The four chapters in Part I examine the assumptions, regulations, exceptions, compromises, and workarounds that shaped whether and how Soviet visitors made it into the United States. They address the overarching questions of why, despite deep mutual suspicions that persisted even after the normalization of diplomatic relations in 1933, Soviet citizens came to the United States and why the US government let them come.
In their published work, Ilf and Petrov equated low culture – trashy movies, wrestling, burlesque – with American culture. At the other end of the spectrum, they endeavored to show that American high culture consisted entirely of high-priced European imports that wealthy patrons appreciated only as luxury commodities, not art. Nothing, Ilf and Petrov emphasized, could be further from the situation in the Soviet Union, where the state-supported opera houses and concert halls made high culture available to all. Recovering the encounters with middlebrow culture that Ilf and Petrov’s travelogue largely ignored, Chapter 12 argues that Soviet and American cultural producers shared some of the same aims and challenges – even as they operated under different constraints.
Chapter 23 reconstructs Ilf and Petrov’s representatives of what they considered the American “radical intelligentsia." To emphasize the radicals’ status as Americans, the writers scrubbed them of all complicating ethnic, national, or racial markers and elided their connections to the Soviet Union. Devoting a largely admiring passage to Alexander Kaun, a Berkeley professor, Ilf and Petrov neglected to mention that he was an immigrant. They also emphasized that the radical professor no less than the radical journalists Lincoln Steffens and Albert Rhys Williams, whom they met in Carmel, were surrounded by standard American vacuousness. Yet they still expressed hope in the power of the antifascist Popular Front in America.
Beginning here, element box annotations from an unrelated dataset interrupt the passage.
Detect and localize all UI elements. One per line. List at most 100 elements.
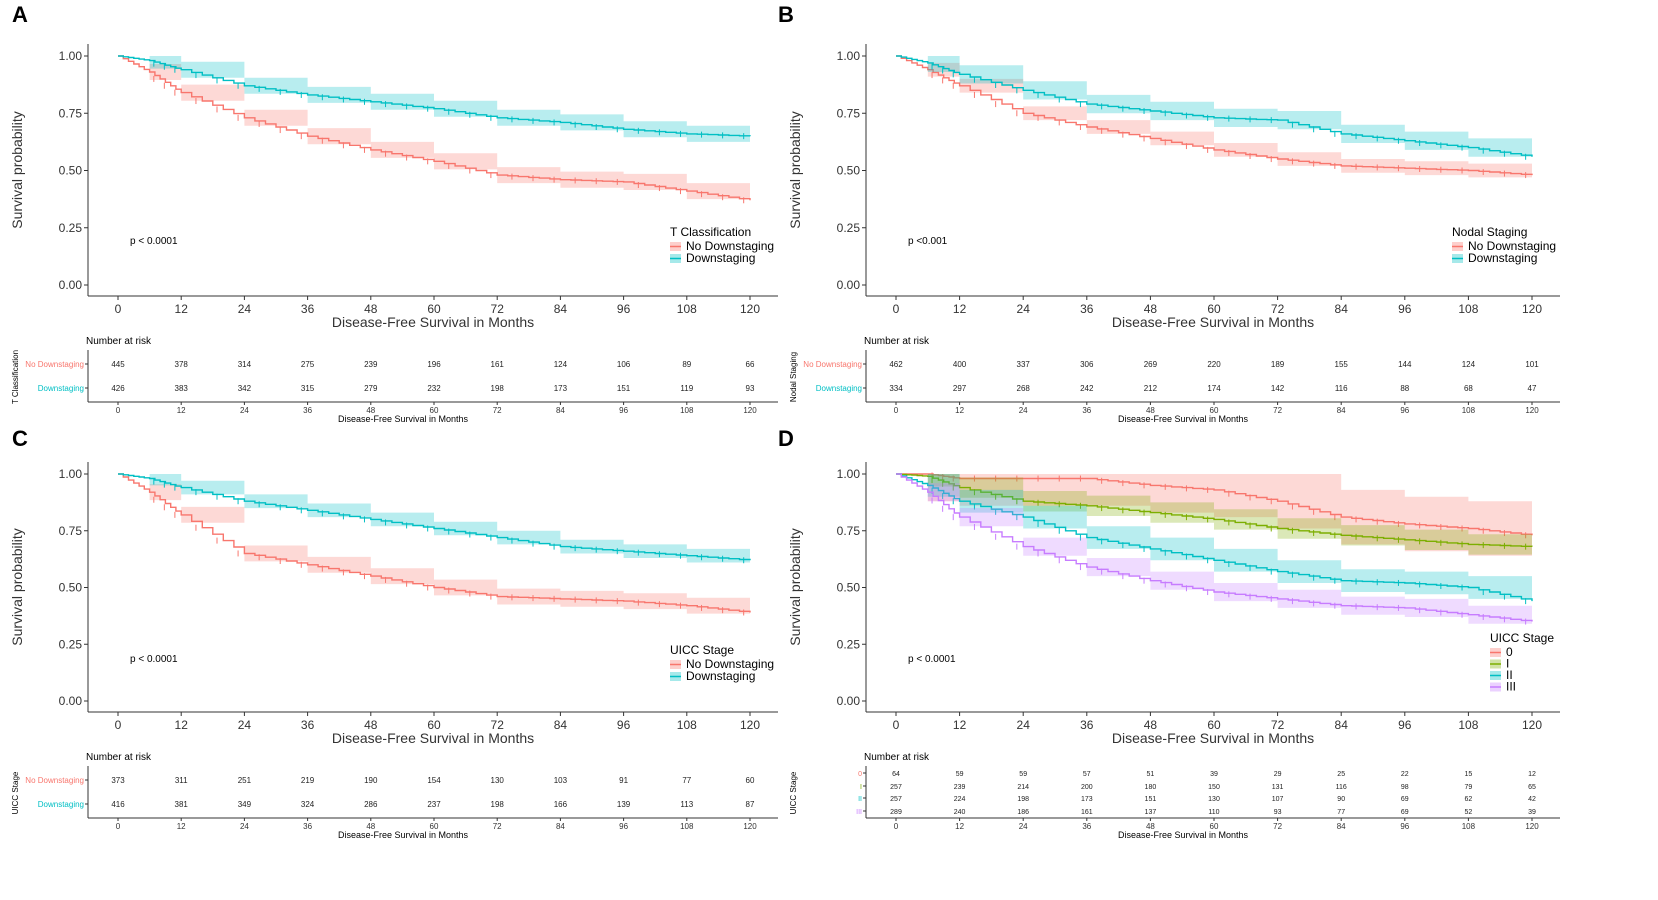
risk-x-tick-label: 0 [894, 406, 899, 415]
risk-count: 87 [746, 800, 755, 809]
risk-x-tick-label: 12 [955, 406, 964, 415]
risk-x-tick-label: 96 [1400, 822, 1409, 831]
risk-count: 232 [427, 384, 441, 393]
risk-count: 98 [1401, 784, 1409, 791]
risk-count: 373 [111, 776, 125, 785]
risk-count: 237 [427, 800, 441, 809]
risk-count: 462 [889, 360, 903, 369]
risk-x-tick-label: 36 [303, 822, 312, 831]
risk-count: 103 [554, 776, 568, 785]
confidence-band [896, 474, 1532, 563]
risk-count: 275 [301, 360, 315, 369]
panel-d: D 0.00 0.25 0.50 0.75 1.00 0 12 24 36 48 60 72 84 96 10… [778, 426, 1560, 840]
risk-x-tick-label: 12 [177, 406, 186, 415]
legend-title: UICC Stage [1490, 631, 1554, 645]
risk-x-title: Disease-Free Survival in Months [338, 830, 469, 840]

The nine chapters in Part III track Ilf and Petrov as they traveled Route 66 from Chicago to the desert Southwest. Their journey through low-rise America allowed them to experience American highways, sample American road food, and interact with hitchhikers they picked up along the way. In Arizona and New Mexico, they visited Native American villages and national parks that appear today much as Ilf and Petrov would have seen them. Retracing their journey raises in particularly acute form the basic questions of historical research: How and to what extent can we understand people separated from us by identity, ideology, language – and time?